Natürlich freute er sich für seinen Bruder. Ariadne war eine tolle Frau und er wünschte den beiden alles Gute. Doch jedes Mal, wenn er das Gebäude sah, das gerade für seinen Bruder umgebaut wurde, durchzog ihn ein heftiger Schmerz. Genauso wie er früher mit Maya, war nun sein Bruder fest entschlossen, sich mit seiner Frau ein Heim einzurichten, und das weckte in ihn schmerzhafte Erinnerungen. Aus diesem Grund vermied er es normalerweise, auch nur in die Nähe dieses Gebäudes zu kommen. Doch er wollte nicht bis morgen warten. Ab nächste Woche würde sein Bruder für zwei Wochen nicht in der Fabrik sein und daher mussten sie eine ordentliche Übergabe machen. Er würde daher einfach hinfahren, seinen Bruder schnappen und sofort wieder mit ihm verschwinden. Dann konnten sie sich in Ruhe in seinem Büro unterhalten. Ja , dachte er ernst, das ist die perfekte Lösung.
Als Juan seinen Wagen nur wenige Meter vor dem Grundstück seines Bruders parkte, konnte er seine Überraschung nicht verbergen. Joels neues Zuhause war wirklich kaum noch wiederzuerkennen. Die hässliche Fassade, die seine zukünftige Schwägerin Ariadne so abgestoßen hatte, konnte sich inzwischen sehen lassen. Es war ein Mix aus Schwarz und Weiß, mit vielen Fenstern, die für eine gute Beleuchtung sorgen sollten. Außerdem hatte sein Bruder tatsächlich einen Teil der Wand noch einmal öffnen lassen, um dem Bereich der zukünftigen Galerie im Erdgeschoss eine runde Form zu geben.
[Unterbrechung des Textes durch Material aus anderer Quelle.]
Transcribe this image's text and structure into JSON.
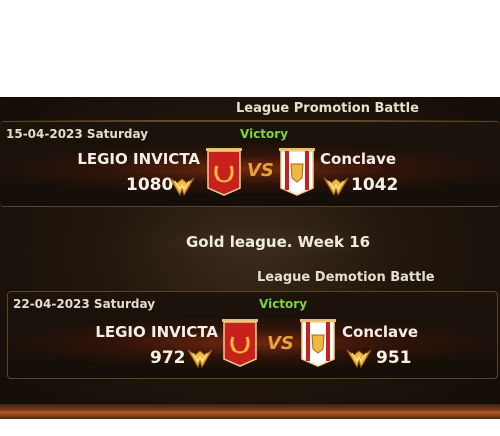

Kopfschüttelnd ging Juan auf das Gebäude zu. Als sein Bruder ihm von dieser Idee berichtete, hatte er ihn für verrückt gehalten. Denn durch diese Baumaßnahmen hatte sich die Fertigstellung des Hauses um fast drei Monate verzögert. Drei Monate, die Joel und Ariadne länger in der kleinen Einliegerwohnung seiner Eltern bleiben mussten. Doch wenn er sich das Haus jetzt ansah, musste er zugeben, dass die Entscheidung richtig gewesen war. Durch den runden Galeriebereich sah das Haus gleich ganz anders aus. Außerdem gab es nun genügend Platz für einen großen Balkon, der nur von der oberen Etage aus betreten werden konnte.
Wirklich eine gute Idee , dachte Juan anerkennend und nickte einer Gruppe Handwerker zu, die gerade Farben und Pakete in den Galeriebereich trugen. Da auf dem Bereich um das Gebäude herum Parkmöglichkeiten entstehen sollten, hatte es für einen gemütlichen Garten keinen Platz mehr gegeben. Eine Tatsache, die sein Bruder so nicht hinnehmen wollte. Gut, ein Balkon war nicht das Gleiche, doch immerhin ein Kompromiss. Wobei die schwarze halb hohe Wand, die sich farblich dem Erdgeschoss anpasste, für etwas Privatsphäre sorgte.